I hated to be the bearer of bad news, but the reality is that it’s really hard, actually nearly impossible to get a bank loan for a start up. Here’s what banks like to see:

·      2- 3 years of financial statements.  Specifically, they need 2-3 years of operating profits.  So the first thing you want to make sure you do is create your monthly profit and loss statement and balance sheet.  Don’t know how? Outsource it, but don’t wait until you need the money to pull together invoices and re-create the wheel. You may think, “Who would do that?”  I’ve seen it too many times to count. And don’t do this once a year at the end of the year. The bank will want to see any interim statements and accounts receivable agings or inventory reports.

·      2-3 years of tax returns. Again, you might be surprised at how many entrepreneurs fail to file all the appropriate tax returns, filing fees, payroll taxes, etc.  The bank will order a certificate of good standing to make sure you have files everything correctly and on time.  Tax returns are especially critical for most new companies, as it’s likely you don’t have accountant prepared statements or you only have compiled statements. Bankers take comfort in the fact that if you told the IRS you made xxx, you probably did.

·      Personal Financial Statement.  You will be required to personally guaranty the loan.  Have a listing of all the assets you own by yourself and those you own with a spouse or others.  If you have joint liabilities, you have to include all of them.  The reality is that if your spouse doesn’t own any of the business, the banks can’t require your spouse to guaranty. BUT, if the assets you claim alone fail to give the bank the comfort they desire, they can ask you to provide some enhancement, which is a round about way of adding your spouse.
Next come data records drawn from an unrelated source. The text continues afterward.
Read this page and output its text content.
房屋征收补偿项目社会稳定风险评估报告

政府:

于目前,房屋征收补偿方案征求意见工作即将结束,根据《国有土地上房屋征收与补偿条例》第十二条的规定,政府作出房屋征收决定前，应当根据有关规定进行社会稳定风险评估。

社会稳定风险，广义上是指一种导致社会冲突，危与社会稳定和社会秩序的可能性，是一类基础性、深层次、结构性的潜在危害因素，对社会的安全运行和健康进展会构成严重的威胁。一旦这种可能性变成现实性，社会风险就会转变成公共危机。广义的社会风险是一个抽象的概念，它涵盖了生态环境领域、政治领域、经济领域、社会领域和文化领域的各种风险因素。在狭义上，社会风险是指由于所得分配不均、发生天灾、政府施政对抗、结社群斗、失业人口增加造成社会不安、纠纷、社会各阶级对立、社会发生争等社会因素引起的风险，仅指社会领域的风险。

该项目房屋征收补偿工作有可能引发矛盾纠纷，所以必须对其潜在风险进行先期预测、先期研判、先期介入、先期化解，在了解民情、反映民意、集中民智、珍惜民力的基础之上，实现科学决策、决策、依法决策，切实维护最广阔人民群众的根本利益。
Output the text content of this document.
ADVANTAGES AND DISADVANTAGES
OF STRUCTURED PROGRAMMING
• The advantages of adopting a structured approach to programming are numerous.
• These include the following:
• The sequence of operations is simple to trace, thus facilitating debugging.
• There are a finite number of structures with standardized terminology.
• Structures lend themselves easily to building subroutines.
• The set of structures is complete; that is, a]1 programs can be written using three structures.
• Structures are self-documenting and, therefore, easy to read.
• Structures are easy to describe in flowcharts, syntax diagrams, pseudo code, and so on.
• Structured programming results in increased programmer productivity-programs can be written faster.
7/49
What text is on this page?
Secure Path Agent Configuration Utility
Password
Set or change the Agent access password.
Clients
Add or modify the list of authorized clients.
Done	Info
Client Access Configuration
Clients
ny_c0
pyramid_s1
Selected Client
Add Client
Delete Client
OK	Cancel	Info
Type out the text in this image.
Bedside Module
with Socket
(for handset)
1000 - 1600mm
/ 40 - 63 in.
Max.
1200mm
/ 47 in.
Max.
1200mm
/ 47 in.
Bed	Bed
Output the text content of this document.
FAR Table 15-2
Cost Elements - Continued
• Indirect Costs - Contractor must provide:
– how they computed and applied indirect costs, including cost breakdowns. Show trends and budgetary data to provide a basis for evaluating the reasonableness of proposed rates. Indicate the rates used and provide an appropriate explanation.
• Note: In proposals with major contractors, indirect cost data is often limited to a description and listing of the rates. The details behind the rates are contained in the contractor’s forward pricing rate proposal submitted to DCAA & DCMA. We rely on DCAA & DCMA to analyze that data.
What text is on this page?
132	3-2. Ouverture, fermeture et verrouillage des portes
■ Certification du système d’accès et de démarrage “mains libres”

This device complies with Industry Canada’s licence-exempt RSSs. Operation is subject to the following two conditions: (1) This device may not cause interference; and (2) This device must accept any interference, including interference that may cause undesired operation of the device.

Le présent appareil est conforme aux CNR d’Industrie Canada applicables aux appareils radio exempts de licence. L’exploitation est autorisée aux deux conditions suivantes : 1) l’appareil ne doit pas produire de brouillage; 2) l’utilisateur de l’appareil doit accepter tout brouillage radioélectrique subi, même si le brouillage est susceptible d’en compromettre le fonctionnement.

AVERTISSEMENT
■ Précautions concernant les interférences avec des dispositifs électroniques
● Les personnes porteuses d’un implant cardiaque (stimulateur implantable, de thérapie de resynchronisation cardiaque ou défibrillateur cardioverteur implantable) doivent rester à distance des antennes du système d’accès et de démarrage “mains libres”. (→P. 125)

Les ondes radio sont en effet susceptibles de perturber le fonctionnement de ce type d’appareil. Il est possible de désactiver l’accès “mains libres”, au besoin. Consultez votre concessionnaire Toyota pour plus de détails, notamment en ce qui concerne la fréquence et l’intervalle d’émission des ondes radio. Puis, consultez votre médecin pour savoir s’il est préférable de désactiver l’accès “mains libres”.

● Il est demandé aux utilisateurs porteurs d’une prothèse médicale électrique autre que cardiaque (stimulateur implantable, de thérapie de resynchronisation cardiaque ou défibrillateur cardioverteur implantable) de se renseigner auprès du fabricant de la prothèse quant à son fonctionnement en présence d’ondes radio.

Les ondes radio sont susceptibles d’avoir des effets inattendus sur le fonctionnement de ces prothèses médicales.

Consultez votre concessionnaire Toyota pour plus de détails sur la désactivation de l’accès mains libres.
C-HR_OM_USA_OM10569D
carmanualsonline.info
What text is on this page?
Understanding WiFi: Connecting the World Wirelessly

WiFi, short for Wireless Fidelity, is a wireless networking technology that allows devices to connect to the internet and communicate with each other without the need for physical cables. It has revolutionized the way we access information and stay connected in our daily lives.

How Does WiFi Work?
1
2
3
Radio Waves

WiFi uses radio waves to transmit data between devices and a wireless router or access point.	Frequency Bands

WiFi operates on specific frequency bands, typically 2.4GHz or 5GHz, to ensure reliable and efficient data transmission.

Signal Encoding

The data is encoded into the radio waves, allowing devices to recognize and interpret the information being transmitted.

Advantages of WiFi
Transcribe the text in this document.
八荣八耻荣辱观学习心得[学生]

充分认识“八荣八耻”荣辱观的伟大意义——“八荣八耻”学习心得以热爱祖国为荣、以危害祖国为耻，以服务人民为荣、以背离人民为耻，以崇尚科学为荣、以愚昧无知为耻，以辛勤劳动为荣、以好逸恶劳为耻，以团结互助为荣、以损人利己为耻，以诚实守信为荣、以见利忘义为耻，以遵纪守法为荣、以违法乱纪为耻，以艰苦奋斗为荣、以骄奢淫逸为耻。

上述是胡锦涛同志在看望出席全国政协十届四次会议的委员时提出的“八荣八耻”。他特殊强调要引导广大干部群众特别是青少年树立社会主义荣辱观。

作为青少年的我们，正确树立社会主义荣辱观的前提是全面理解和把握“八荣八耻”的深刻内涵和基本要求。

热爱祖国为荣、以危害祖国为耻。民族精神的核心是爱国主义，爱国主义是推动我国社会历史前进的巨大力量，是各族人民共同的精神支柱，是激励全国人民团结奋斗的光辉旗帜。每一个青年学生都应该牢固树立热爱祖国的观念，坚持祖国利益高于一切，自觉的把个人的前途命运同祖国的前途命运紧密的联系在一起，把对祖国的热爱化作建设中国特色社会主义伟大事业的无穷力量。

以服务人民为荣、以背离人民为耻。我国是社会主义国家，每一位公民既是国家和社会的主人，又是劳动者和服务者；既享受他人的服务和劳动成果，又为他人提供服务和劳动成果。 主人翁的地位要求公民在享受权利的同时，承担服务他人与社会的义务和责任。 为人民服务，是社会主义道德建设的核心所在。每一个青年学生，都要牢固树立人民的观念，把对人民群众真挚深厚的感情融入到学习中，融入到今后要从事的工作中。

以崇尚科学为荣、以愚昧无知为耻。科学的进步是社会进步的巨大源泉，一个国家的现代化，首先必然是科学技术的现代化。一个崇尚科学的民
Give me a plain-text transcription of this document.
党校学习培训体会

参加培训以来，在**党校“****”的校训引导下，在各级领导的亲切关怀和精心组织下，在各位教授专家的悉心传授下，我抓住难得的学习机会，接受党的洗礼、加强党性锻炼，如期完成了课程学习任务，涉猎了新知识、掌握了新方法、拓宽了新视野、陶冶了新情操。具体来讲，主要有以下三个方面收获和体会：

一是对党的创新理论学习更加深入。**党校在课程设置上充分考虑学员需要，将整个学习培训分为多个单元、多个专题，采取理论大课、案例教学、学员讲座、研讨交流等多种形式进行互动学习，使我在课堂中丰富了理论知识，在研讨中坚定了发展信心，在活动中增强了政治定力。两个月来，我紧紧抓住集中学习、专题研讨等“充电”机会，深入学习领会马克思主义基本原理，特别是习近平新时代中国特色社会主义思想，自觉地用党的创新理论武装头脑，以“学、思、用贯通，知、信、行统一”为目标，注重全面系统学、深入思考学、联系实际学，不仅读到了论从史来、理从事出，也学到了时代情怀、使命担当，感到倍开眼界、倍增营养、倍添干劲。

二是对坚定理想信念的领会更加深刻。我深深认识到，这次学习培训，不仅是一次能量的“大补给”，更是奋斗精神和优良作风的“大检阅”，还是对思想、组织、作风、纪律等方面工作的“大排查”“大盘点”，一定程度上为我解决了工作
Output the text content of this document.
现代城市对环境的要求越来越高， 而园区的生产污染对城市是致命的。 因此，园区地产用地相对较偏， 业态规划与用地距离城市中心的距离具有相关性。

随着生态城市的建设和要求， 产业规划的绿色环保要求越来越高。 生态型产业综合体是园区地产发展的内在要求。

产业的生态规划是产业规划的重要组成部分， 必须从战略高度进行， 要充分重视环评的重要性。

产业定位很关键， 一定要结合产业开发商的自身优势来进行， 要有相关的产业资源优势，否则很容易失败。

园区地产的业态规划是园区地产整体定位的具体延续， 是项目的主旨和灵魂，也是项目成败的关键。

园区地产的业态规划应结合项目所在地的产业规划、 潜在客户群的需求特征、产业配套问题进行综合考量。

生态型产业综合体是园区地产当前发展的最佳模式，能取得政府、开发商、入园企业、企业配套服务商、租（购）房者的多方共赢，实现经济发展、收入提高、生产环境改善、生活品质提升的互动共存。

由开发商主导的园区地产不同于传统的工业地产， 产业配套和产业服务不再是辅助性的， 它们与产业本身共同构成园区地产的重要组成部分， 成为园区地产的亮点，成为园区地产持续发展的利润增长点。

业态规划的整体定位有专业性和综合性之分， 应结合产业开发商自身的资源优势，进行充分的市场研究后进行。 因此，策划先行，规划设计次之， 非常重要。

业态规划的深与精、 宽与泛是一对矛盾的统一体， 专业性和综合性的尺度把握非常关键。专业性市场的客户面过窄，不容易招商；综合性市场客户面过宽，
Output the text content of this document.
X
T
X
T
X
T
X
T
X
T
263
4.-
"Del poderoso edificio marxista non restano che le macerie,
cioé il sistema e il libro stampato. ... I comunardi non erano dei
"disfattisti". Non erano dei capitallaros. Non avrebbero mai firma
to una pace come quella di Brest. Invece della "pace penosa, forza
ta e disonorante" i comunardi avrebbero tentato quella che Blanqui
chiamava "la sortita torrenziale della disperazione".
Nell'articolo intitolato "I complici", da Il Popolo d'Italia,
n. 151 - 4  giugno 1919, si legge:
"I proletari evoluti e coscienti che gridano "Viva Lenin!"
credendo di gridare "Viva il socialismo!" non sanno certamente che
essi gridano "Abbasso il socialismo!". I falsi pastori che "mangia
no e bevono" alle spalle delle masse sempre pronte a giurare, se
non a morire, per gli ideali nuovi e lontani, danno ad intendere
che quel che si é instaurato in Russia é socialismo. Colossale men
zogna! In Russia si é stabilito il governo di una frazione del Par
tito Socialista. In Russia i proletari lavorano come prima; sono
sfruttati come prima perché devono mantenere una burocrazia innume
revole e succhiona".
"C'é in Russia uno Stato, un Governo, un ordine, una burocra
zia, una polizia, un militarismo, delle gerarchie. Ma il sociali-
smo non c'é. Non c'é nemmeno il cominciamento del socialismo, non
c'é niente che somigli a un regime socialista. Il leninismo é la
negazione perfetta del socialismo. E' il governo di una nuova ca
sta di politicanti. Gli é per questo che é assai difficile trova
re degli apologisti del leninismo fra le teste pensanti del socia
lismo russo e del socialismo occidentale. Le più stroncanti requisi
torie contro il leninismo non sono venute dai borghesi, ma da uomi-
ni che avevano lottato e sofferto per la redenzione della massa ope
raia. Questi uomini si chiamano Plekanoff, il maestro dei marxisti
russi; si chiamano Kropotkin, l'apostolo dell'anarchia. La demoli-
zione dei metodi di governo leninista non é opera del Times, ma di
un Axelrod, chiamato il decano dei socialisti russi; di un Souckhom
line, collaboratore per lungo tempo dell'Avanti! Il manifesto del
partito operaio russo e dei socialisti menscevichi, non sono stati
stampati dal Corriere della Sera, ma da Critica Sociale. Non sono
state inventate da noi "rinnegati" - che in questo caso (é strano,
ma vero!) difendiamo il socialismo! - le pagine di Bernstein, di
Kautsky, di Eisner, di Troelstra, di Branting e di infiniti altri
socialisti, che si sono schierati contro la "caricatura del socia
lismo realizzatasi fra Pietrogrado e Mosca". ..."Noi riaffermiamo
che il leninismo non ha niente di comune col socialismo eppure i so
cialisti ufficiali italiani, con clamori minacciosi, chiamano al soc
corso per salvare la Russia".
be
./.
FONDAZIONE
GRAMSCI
·      Projections.  Depending on what you need the money for, the bank may require that you prepare some financial projections.  If so, have your accountant do at least two scenarios, most likely and worst case. The bank will be impressed that you are recognizing that things may not go as plan and that you’ve prepared for the possibility of a hiccup.

The list above is very simplistic and if you’re a start up with venture or angel money, you may not need to guaranty the loan.  But I’m often surprised at how many people think they can get a bank loan with a great idea and a purchase order. It just doesn’t work that way. Yes, there are some people in the lucky DNA pool who have a rich relative with deep pockets that will guaranty the loan or provide cash collateral, but that really is the exception.